BASSANIO.--Votre réponse à cela?

SHYLOCK.--Antonio est bon.

BASSANIO.--Auriez-vous ouï dire quelque chose de contraire?

SHYLOCK.--Oh! non, non, non, non. En disant qu'il est bon, je veux seulement vous faire comprendre qu'il est suffisamment sûr. Cependant ses ressources reposent sur des suppositions. Il a un vaisseau frété pour Tripoli, un autre dans les Indes, et en outre j'ai appris sur le Rialto qu'il en avait un troisième au Mexique, un quatrième en Angleterre, et d'autres entreprises encore de côté et d'autre. Mais les vaisseaux ne sont que des planches, les matelots que des hommes. Il y a des rats de terre et des rats d'eau, et des voleurs d'eau comme des voleurs de terre, je veux dire qu'il y a des pirates; et puis aussi les dangers de la mer, les vents, les rochers.

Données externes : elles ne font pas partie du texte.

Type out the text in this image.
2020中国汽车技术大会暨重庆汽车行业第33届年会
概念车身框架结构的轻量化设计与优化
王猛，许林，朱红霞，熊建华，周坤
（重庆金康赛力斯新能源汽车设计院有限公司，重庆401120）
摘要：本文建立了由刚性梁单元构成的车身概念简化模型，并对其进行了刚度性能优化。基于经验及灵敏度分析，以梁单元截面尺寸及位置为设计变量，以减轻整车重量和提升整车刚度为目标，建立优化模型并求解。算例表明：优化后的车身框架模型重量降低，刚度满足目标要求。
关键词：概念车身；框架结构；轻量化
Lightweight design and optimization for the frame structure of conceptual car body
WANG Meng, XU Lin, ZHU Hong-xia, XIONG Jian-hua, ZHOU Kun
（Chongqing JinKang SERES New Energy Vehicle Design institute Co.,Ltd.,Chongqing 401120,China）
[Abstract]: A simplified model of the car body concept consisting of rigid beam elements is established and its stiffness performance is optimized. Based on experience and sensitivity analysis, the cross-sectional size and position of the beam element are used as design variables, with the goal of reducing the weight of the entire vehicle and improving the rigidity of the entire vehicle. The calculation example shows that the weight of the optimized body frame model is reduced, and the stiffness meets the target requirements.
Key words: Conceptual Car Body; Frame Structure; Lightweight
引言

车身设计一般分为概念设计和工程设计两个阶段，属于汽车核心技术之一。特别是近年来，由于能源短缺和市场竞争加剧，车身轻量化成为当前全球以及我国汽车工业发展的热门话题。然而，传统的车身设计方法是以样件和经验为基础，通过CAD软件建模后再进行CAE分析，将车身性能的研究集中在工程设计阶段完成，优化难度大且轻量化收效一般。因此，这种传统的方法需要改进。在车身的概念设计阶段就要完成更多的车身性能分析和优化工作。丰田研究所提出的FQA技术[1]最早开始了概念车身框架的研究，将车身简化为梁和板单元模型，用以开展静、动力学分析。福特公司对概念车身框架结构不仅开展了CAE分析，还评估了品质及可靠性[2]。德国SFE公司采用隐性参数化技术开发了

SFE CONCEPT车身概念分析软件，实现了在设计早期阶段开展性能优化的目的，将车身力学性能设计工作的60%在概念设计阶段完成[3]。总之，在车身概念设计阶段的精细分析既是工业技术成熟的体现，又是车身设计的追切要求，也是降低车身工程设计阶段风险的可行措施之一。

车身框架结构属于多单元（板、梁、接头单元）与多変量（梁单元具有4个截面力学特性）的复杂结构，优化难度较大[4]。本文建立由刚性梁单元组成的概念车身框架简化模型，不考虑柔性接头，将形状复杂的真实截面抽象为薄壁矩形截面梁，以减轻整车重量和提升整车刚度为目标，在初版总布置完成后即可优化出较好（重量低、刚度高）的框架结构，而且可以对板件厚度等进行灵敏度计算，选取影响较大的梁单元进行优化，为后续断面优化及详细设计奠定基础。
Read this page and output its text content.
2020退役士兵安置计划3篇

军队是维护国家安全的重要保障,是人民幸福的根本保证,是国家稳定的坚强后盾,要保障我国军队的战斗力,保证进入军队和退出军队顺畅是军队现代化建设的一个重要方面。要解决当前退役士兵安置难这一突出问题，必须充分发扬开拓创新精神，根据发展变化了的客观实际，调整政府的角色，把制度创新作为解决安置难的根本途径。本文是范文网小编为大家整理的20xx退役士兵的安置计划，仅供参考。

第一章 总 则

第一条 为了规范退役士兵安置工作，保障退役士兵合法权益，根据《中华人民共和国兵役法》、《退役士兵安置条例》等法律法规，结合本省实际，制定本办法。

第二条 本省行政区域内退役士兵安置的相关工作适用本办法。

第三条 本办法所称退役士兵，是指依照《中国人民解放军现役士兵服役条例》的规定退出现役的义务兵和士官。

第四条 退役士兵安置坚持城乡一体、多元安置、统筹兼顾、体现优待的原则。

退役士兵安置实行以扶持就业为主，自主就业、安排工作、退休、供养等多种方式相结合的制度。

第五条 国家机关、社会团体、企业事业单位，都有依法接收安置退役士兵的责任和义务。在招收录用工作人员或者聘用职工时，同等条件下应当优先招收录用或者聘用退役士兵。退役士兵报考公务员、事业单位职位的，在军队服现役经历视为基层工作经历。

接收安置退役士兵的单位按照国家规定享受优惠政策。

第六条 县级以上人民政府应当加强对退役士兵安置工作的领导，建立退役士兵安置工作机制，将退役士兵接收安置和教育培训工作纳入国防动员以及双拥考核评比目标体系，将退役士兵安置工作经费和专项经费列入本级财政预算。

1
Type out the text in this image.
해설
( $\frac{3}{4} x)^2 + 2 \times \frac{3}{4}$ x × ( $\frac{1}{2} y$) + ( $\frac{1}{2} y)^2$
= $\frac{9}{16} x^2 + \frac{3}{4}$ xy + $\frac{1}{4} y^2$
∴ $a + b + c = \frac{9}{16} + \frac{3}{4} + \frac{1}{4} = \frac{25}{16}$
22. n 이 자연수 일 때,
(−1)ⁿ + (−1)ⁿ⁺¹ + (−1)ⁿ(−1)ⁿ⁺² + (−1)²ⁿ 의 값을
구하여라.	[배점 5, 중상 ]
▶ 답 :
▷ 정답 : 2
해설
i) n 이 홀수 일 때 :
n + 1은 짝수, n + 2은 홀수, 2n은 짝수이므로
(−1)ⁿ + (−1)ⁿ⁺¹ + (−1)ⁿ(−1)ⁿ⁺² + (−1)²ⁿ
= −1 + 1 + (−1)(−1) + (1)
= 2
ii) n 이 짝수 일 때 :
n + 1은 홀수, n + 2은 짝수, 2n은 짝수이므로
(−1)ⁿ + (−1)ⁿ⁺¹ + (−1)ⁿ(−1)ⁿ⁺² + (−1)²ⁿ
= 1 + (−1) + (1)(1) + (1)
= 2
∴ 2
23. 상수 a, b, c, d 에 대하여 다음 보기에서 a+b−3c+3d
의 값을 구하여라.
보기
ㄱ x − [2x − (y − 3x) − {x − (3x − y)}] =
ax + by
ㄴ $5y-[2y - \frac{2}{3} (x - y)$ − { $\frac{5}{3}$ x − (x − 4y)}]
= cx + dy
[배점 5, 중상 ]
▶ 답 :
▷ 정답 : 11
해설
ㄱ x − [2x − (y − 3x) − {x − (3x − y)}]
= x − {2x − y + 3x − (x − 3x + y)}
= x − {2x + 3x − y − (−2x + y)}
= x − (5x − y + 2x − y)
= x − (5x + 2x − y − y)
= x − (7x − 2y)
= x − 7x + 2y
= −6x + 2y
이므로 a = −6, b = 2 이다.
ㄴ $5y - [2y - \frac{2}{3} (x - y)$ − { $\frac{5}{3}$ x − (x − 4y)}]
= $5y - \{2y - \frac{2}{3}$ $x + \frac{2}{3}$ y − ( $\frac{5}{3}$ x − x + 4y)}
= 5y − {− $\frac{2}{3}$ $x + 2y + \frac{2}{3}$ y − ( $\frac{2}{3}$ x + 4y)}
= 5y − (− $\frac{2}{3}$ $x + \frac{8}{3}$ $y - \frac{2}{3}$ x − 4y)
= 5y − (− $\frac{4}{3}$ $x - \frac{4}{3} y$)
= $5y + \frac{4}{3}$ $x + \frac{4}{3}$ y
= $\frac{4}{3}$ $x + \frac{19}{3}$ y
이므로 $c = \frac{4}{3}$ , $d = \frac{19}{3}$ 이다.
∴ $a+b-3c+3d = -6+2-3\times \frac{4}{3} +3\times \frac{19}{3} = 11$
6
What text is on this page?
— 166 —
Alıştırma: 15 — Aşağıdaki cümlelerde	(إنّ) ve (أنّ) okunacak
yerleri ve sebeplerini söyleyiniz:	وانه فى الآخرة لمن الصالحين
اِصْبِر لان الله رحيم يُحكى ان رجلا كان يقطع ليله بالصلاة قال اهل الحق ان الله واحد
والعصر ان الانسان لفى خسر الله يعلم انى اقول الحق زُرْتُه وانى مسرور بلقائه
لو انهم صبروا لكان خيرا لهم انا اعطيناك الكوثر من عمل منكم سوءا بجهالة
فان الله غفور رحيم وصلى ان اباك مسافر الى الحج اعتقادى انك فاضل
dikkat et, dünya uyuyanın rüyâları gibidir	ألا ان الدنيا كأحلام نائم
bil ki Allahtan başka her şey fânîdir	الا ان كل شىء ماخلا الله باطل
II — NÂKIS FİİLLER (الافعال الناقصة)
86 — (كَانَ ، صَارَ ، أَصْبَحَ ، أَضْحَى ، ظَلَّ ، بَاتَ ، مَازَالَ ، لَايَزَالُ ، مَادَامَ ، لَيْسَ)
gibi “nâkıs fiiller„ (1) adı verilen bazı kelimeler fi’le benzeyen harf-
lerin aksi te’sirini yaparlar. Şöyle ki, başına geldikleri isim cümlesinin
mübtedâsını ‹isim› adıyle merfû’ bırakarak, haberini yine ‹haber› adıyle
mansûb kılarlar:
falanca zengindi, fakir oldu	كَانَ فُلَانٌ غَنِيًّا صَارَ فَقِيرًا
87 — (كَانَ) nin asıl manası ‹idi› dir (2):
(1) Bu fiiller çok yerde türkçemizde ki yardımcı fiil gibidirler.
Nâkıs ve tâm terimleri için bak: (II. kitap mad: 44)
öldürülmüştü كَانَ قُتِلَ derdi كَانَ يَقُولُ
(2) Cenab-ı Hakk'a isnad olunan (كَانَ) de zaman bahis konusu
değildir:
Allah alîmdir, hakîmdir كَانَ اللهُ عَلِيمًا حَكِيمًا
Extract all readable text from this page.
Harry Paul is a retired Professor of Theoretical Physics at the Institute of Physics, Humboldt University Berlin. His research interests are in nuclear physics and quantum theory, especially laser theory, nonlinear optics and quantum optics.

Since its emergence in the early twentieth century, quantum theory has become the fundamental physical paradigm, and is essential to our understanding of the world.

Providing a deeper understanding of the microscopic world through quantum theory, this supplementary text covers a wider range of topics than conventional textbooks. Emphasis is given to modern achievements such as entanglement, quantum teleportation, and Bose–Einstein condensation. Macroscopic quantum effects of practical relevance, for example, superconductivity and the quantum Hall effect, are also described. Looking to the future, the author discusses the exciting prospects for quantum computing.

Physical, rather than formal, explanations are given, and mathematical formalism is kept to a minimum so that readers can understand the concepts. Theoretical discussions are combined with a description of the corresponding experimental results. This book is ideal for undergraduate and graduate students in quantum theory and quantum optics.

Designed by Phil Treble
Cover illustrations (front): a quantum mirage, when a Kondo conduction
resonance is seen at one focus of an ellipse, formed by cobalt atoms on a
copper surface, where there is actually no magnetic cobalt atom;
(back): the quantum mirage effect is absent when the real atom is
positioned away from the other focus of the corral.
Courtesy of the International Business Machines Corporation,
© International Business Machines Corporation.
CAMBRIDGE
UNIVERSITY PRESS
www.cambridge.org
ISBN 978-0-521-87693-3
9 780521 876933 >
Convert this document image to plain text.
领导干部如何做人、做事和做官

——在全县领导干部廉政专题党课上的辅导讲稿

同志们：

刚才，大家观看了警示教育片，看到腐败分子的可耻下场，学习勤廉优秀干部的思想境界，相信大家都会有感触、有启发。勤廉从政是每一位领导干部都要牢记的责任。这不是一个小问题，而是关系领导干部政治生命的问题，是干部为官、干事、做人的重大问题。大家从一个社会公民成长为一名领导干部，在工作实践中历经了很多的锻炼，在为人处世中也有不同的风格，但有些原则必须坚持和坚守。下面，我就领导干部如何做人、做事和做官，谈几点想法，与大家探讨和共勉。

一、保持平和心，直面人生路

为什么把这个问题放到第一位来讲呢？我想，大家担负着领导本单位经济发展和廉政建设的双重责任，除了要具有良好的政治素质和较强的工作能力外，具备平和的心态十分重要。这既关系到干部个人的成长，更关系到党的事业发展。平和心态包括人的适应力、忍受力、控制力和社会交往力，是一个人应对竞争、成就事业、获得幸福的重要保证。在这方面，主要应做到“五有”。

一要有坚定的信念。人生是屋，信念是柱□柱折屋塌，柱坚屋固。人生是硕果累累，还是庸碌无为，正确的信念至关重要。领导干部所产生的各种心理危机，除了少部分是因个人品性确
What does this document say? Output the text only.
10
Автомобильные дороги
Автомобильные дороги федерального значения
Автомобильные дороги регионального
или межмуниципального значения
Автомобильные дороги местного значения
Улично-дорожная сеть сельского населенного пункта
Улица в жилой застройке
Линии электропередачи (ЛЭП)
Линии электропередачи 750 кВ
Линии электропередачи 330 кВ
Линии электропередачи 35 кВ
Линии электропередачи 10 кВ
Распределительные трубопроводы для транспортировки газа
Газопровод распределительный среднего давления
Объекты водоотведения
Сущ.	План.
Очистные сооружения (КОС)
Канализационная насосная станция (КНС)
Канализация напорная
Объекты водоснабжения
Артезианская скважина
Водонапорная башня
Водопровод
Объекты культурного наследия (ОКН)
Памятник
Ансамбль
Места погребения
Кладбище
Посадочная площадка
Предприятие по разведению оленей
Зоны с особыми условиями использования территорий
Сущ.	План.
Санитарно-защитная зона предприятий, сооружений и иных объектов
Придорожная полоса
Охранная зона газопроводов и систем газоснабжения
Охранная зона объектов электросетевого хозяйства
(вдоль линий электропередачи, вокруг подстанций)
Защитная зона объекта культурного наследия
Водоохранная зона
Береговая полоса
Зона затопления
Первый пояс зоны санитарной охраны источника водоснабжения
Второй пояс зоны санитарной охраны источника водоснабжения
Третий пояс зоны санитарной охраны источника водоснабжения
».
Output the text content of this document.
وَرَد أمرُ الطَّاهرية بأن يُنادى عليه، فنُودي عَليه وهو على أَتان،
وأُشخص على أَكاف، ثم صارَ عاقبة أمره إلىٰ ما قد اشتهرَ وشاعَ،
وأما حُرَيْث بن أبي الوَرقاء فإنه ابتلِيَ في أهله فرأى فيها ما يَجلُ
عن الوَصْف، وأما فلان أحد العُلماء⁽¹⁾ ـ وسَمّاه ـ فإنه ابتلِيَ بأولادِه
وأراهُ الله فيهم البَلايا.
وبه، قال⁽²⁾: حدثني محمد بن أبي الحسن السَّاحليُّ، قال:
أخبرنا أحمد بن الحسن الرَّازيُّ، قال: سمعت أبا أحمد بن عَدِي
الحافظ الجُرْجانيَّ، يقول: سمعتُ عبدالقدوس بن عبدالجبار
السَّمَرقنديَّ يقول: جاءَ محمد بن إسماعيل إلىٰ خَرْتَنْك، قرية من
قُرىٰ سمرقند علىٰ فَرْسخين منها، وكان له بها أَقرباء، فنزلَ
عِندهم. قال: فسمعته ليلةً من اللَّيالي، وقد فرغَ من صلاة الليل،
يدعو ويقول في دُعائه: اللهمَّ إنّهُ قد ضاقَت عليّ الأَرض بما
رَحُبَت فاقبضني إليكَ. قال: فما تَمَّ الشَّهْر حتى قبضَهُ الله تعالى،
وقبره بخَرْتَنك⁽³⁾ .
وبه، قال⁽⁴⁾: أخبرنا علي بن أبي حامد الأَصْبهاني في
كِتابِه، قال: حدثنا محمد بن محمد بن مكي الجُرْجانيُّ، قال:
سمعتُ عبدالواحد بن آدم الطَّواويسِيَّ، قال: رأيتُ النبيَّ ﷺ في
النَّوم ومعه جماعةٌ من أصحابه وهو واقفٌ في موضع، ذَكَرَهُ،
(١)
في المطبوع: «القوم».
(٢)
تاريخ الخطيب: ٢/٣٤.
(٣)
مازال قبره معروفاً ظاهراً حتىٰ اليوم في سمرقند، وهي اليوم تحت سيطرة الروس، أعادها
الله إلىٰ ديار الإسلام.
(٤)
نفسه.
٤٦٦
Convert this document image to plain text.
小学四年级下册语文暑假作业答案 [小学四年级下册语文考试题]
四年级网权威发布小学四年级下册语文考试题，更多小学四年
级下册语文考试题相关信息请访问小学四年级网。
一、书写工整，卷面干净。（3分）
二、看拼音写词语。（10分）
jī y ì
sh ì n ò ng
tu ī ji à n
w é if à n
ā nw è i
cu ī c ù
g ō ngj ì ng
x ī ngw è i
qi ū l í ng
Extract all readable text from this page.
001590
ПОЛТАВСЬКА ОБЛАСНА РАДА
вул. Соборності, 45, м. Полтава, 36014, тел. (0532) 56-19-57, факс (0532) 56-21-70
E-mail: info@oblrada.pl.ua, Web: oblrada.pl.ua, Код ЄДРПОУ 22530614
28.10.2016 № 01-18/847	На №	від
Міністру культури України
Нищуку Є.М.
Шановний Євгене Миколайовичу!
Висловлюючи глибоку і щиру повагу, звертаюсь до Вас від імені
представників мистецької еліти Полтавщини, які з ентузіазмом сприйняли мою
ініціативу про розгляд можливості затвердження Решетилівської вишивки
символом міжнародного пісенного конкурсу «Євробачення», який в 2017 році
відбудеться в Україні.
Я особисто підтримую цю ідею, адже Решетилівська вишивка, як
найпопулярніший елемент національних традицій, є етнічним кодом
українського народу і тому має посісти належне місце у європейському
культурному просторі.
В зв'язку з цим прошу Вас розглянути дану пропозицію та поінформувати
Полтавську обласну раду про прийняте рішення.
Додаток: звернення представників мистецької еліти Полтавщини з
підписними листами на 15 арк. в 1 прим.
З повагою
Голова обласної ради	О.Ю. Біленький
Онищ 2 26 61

Néanmoins l'homme est suffisant.--Trois mille ducats... je crois pouvoir prendre son obligation.

BASSANIO.--Soyez assuré que vous le pouvez.

SHYLOCK.--Je m'assurerai que je le peux; et pour m'en assurer, j'y réfléchirai. Puis-je parler à Antonio?

BASSANIO.--Si vous vouliez dîner avec nous?

SHYLOCK.--Oui, pour sentir le porc! pour manger de l'habitation dans laquelle votre prophète, le Nazaréen, a par ses conjurations fait entrer le diable! Je veux bien faire marché d'acheter avec vous, faire marché de vendre avec vous, parler avec vous, me promener avec vous, et ainsi de suite; mais je ne veux pas manger avec vous, ni boire avec vous, ni prier avec vous. Quelles nouvelles sur le Rialto?--Mais qui vient ici?

BASSANIO.--C'est le seigneur Antonio.